All the the broken concrete, gravel, and mud are but an inside joke.  Most of my ride companions over the years have learned to read me, and any suggestion of rough roads has taught others to turn heel and ride the other way.  No bueno.  So it’s more often than not, I seek out these stretches in solitude, and don’t often have the opportunity to share the experience.

It’s different when you take someone new to the area.  It’s fresh in a way that I’ve forgotten.  It’s easier to dupe someone into a dirty hike-a-bike.  Most importantly I get a glimpse of what it was like for me to ride it for the first time.  The whole experience is more visceral. I hear this excitement from others.  For instance, hiking the 2 km stretch of dirt soup, a conversation got started about how the mud was just like Oklahoma’s.  Having grown up in OK and played in the rust red dirt, it brings for me a different sense of familiarity: bright green vegetation set against orange-red earth, an unusual juxtaposition of color, the environment caricatured in Christmas tones.  It’s so unique, and not.

I’ve seen this same red clay earth, the world over.  I saw it in the remote hills of northern Thailand.  I saw it in the frozen flats of Inner Mongolia.  I shaped it into shoddy red pottery in the front yard of my childhood home. The earth’s the same, but the place is not.  For me, this is part of what riding bikes is about.

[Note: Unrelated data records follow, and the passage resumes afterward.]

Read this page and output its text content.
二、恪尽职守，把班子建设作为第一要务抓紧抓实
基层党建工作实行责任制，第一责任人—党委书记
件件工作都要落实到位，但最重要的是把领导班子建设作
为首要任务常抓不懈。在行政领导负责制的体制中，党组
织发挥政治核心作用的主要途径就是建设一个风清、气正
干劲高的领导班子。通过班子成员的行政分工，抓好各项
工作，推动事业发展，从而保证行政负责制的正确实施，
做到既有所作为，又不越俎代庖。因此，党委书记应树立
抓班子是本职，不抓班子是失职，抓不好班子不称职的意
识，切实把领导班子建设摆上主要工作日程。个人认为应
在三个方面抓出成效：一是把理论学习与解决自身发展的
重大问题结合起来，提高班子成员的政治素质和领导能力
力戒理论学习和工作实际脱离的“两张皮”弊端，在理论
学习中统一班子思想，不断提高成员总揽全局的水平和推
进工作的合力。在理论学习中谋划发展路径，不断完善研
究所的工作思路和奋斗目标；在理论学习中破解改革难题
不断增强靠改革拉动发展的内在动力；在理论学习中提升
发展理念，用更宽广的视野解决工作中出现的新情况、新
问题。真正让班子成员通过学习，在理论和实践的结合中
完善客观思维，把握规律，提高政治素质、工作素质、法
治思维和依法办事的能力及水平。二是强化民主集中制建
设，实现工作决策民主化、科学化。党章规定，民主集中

There’s the famous Mark Twain (in my opinion, overused) quote, which in summary states that riding a bike is the best way to get a feel for the world [because you’re forced to ride up all those god damn hills].  I don’t think he’s wrong.  But he’s a bit shy of hitting the mark.  The increased sense of familiarity you develop, with a place you ride, is accented by your ability to differentiate it from where you’ve ridden.  You see the dirt as a representation of a singular fact: You’re still on Earth.  The vegetation, the terrain, the people, the architecture, the history, the smells, and sounds, and taste of the air, all may feel a little foreign.

This forces you to peek inward and think about what’s not changed. The sensation of riding a bike.  The excitement.  The joy of being able to share the experience with others, who you know will pay it respect and bask in the beauty of the experience. It’s the addictive bit of exploring by bike. For familiarity breeds indifference.  The more you ride a road, the easier it is to overlook the importance of that moment, when you’re spinning along and everything’s just right because you’re on a bike.  You got yourself there and you may not know where you’re going, but that’s not a thing because, in that instance, you only recognize the exhilaration of movement.

This is what I enjoy most about riding bikes with others, old friends and new acquaintances.  No two people are alike, but it’s hard to find someone, who values this sensation, that I find tough to get along with.  Like the red dirt, it’s a distinct commonality, but in this case, between two or more seeming strangers.  We’re all out to ride and get stoked on riding.  In my book, that’s bound to make for fast friends.